Every business starts somewhere. KERB is a London institution, a beloved street food collective that has supported and launched many of the brightest food startups in the business, and what a journey it's been over the last years. Founder Petra Barran shares with us the story of KERB, from the early days to now.
My early days in business weren’t really in business at all. It was more of a hobby that gathered pace. An idea that sprung into my head. A hunch of wanting to do more with what I had. It was 2009 and what I had was a chocolate truck - Choc Star - that I had been driving around the country for three or four years, having adventures in but increasingly growing tired of. It was a brilliant vehicle for travel and meeting people and getting to know the world of street food, but I wanted something… else. Not more trucks, not my own shop, something more collaborative and ingrained in the city.
The original idea was to form some kind of collective so that myself and all the other brilliant traders I knew could create more opportunities and protect ourselves from what felt like an endless stream of dodgy event organisers by getting joined up and flexing our combined muscle. I named it eat.st and our rallying cry was ‘Driving British Street food forward’. It felt like the start of something great. Over the next two years it went from being a side project while I continued to sling brownies, fudge sundaes and hot chocolate shots, to something with real potential. We scored events and areas in festivals and then our first regular lunch market at King’s Cross in 2011. It was then that I decided to hang up my ice cream scoops for good to concentrate on turning it into a real business - and in doing so, the awful truth dawned on me. My two partners in eat.st and I were moving in different directions and it was never going to work with us all at the helm.
Hard conversations and a hell of a lot of stress ensued. Honestly, it was horrendous. Just as things were starting to take off and I could see the path that this idea could take - to grow the number of brilliant street food traders operating in London, to have markets across the city, to bring together people from all walks of life into spaces we created with all this talent, to enjoy London and its culture as told through the food on offer - it looked like it could all end if we couldn’t agree how to proceed. In the end, we couldn’t agree so we dissolved, losing the name but retaining the Twitter followers (me) and the web domain (them). After almost everyone telling me I ‘couldn’t lose the name’, I eventually found the guts to believe that I had enough IP and social collateral to come up with a new name and pursue the vision I’d always had for the idea.
KERB was the outcome, and it felt great - a refresh and a step forward.
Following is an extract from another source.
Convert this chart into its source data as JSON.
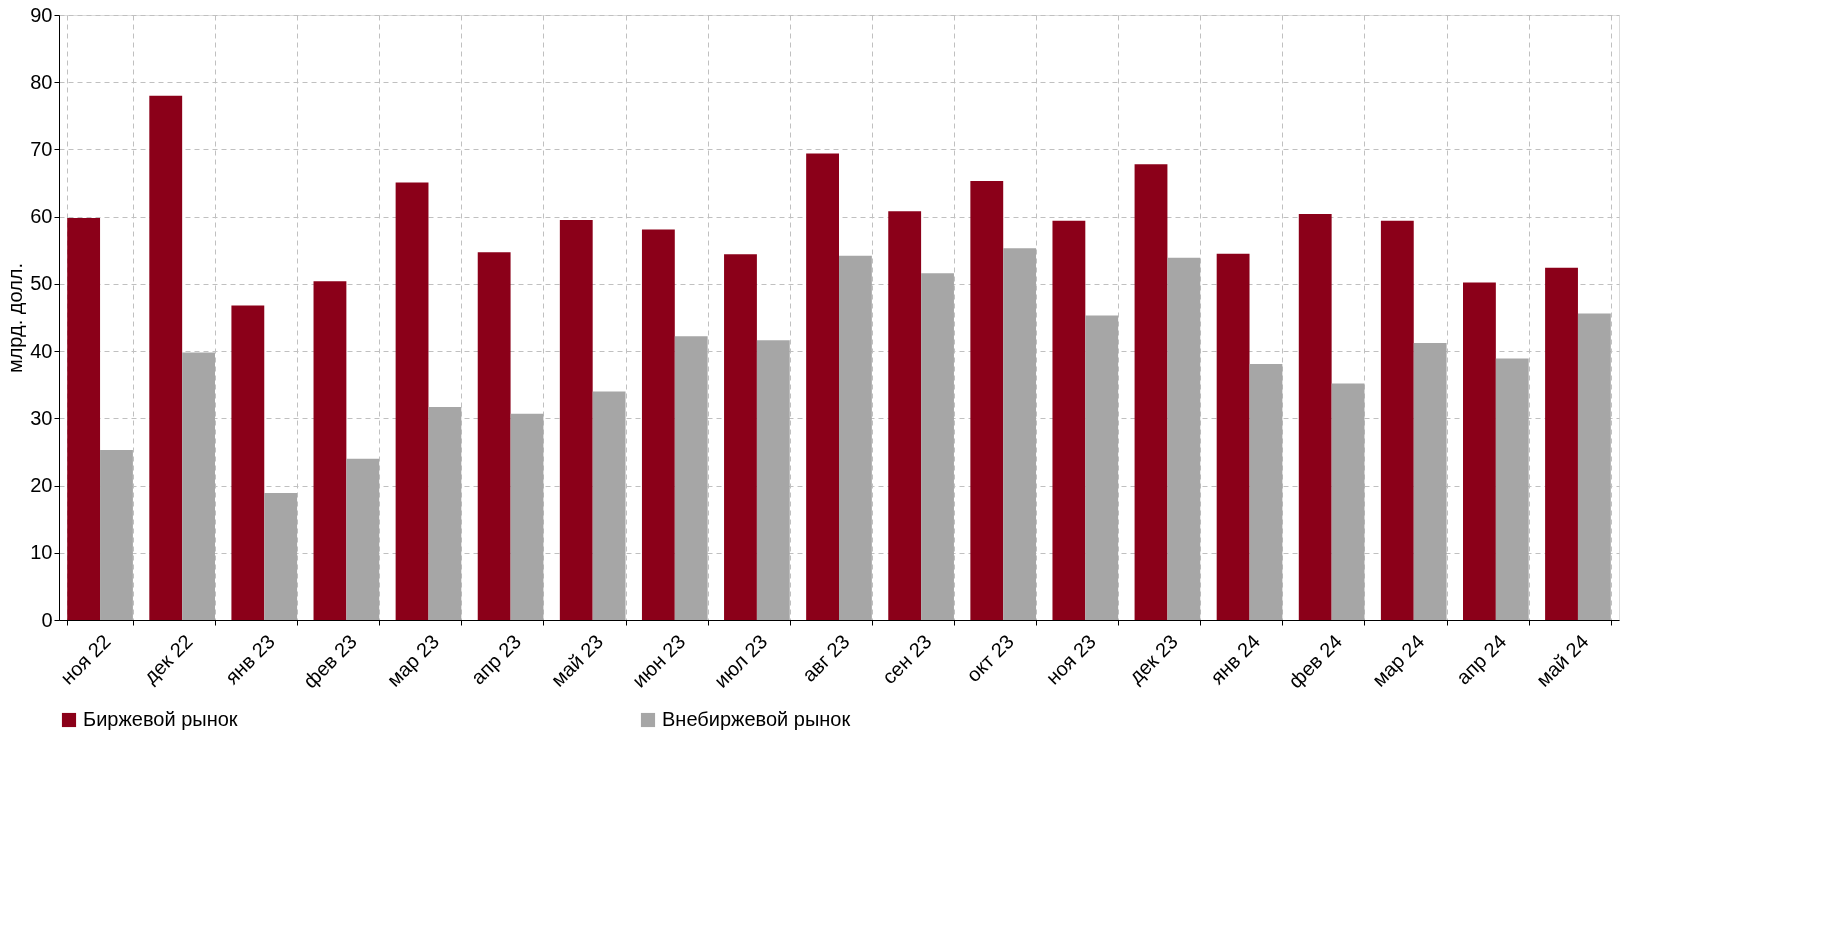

Looking back on it now though, it was pure winging it. By this time I’d found a new team - Millie and Ian - who wanted in on the next steps for this train and who were integral in supporting me as I navigated the switch over from the old to the new, with Rob joining us just as we launched in October 2012.
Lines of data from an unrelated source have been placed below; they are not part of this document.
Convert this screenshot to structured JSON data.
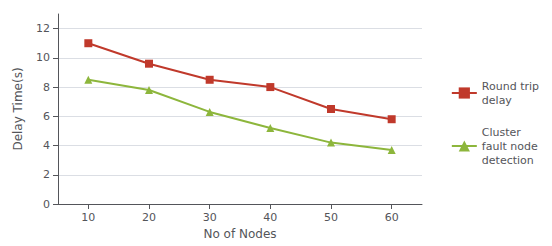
{
  "chart_data": {
    "type": "line",
    "xlabel": "No of Nodes",
    "ylabel": "Delay Time(s)",
    "x": [
      10,
      20,
      30,
      40,
      50,
      60
    ],
    "series": [
      {
        "name": "Round trip\ndelay",
        "color": "#c0392b",
        "marker": "square",
        "values": [
          11.0,
          9.6,
          8.5,
          8.0,
          6.5,
          5.8
        ]
      },
      {
        "name": "Cluster\nfault node\ndetection",
        "color": "#8db63c",
        "marker": "triangle",
        "values": [
          8.5,
          7.8,
          6.3,
          5.2,
          4.2,
          3.7
        ]
      }
    ],
    "xlim": [
      5,
      65
    ],
    "xticks": [
      10,
      20,
      30,
      40,
      50,
      60
    ],
    "ylim": [
      0,
      13
    ],
    "yticks": [
      0,
      2,
      4,
      6,
      8,
      10,
      12
    ],
    "grid": true,
    "legend": "right"
  }
}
So there we were, a team of four, with about 30 traders on board, buoyed on by a wave of newfound interest in ‘street food’ across the city, and with opportunities flying in thick and fast. We had no office, so would work at each other’s houses. We all did everything. If we were running an event, we all did it. If we were setting up a new market, we all did it. A flyer, we all had a say. New traders, we all had an opinion. Social media, we all had a go (apart from Rob, his pics are way too smudgy!). None of us were trained in business but we knew that we loved the industry. And the people in it. And the potential of growing a street food organisation, designed to advance the quality, professionalism, talent and benefits to London. It felt like a mission!
Then we kept on needing more people and more systems and more efficiency. Writing trader rotas on the backs of envelopes and working out quotes based on hunches didn’t really fly after a while. In my head I thought, if we can make it to five years then we have a real shot at being around for the long-haul. That date came last October and though Millie left us to be a mum, Rob and Ian are still deep in the game, along with 17 other team members and a brilliant MD who is trained in business. The days of me just living and breathing KERB, staying up all night working on it all and trying to do everything are gone. So gone that it I’m not even in London but way out in New Orleans, marinating on what’s next. I continue to direct on creative and culture and input on key decisions and growth, but the business is running itself in ways that I could never have imagined.
We still are going on our instincts and still operate from a ‘family’-like position with our team and now 80 KERBanists, but KERB is now underpinned by a structure and financial robustness that was absent at the start. The good old days were exciting and special but they were stressful and precarious too - never knowing if the wheels were going to fall off as we careened forward. Change has happened on so many levels and being adaptable to that has been vital to our survival. But what hasn’t changed is the original vision: great food served by great people operating in markets and events all over the city to make London taste better.